Why Women Aren't Funny (2007) - cjdrake
http://www.vanityfair.com/culture/features/2007/01/hitchens200701

======
B-Con
Without commenting on the content of the article, I did find myself amused by
this line:

> Please do not pretend not to know what I am talking about.

So many times I will read an article that dares talk about some mildly
sensitive topic and two paragraphs in I can already see the plethora of
idiotic ways the article will be interpreted and mis-construed. It's simply
too hard to cover _all_ your bases in anything less than a thesis and there
seem to be an army of people out there who refuse to take anything written on
the Internet as less than one. When I read comments on such a piece (why, WHY,
do I do that so often?) I'm rarely disappointed.

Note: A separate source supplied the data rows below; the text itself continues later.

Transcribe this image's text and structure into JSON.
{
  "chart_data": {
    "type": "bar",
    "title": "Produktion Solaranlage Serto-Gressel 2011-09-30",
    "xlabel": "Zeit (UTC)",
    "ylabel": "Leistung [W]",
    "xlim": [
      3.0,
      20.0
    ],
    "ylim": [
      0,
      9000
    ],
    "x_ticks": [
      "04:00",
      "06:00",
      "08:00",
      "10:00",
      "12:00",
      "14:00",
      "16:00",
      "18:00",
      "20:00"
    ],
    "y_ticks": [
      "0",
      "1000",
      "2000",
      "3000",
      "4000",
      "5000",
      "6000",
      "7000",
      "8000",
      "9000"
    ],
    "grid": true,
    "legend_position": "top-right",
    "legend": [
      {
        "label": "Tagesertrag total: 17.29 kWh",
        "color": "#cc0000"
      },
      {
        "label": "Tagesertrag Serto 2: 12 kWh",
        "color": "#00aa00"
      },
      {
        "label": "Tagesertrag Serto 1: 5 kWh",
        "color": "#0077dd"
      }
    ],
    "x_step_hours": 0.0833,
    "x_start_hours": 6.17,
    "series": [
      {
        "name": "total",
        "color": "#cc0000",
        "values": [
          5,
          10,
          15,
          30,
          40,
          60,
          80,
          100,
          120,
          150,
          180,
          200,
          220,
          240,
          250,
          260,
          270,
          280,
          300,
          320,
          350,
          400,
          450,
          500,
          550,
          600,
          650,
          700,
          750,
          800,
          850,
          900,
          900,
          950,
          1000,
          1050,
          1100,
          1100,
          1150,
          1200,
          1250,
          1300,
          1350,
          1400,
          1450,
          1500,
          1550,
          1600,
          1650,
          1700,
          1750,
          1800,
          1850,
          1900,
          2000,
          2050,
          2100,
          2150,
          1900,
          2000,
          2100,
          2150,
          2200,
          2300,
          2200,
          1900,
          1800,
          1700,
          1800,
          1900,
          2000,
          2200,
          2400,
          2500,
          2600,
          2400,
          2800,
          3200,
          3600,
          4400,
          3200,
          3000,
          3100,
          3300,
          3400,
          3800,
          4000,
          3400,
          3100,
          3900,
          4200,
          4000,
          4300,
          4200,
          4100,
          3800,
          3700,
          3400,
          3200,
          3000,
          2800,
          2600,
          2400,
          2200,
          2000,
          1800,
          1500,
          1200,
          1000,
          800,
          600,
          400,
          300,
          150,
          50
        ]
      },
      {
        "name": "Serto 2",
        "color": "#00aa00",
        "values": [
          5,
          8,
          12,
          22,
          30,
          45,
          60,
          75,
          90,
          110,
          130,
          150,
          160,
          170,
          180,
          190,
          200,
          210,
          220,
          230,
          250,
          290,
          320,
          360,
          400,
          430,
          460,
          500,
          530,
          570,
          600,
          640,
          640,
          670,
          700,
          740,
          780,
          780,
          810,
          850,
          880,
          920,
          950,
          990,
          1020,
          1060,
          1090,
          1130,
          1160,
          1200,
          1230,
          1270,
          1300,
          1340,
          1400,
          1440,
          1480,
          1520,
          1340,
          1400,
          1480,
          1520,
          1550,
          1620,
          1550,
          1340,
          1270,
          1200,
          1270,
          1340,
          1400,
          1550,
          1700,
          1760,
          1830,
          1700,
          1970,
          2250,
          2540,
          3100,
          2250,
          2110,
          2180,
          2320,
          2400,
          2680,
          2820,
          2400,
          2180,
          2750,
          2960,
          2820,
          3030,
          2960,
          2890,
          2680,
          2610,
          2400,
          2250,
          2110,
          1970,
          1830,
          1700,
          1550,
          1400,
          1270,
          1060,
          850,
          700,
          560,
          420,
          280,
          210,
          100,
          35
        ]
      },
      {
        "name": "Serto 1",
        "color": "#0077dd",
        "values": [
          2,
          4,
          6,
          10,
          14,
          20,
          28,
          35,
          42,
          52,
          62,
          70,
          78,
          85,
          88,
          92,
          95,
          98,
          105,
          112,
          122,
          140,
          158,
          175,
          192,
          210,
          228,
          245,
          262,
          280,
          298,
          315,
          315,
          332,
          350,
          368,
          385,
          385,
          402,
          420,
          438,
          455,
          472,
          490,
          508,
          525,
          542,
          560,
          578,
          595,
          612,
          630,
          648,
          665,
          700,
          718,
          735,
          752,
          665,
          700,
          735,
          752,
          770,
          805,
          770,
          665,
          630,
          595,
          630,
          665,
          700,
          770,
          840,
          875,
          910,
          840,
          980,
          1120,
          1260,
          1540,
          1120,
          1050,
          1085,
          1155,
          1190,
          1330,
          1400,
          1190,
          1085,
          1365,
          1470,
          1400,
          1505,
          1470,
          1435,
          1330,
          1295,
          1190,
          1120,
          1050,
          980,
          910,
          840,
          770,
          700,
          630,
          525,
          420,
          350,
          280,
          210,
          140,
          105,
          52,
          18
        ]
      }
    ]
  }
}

So many of said comments are blind nit-picking, blatant misconstruing, etc,
and make me want to yell, "you KNOW what the author meant, why are you trying
so hard to PRETEND that you don't?"

Good for him -- and anyone -- for inserting this sort of "you know what I
mean?" disclaimer. In real life this kind of statement is implied in a lot of
casual conversation.

------
manicdee
Scientific research shows women are better at appreciating humour. Vanity Fair
reporter displays gross failure of reading comprehension and in a spectacular
non sequitur asserts that this means women aren't funny.

That article was a joke, right? And only women find it funny?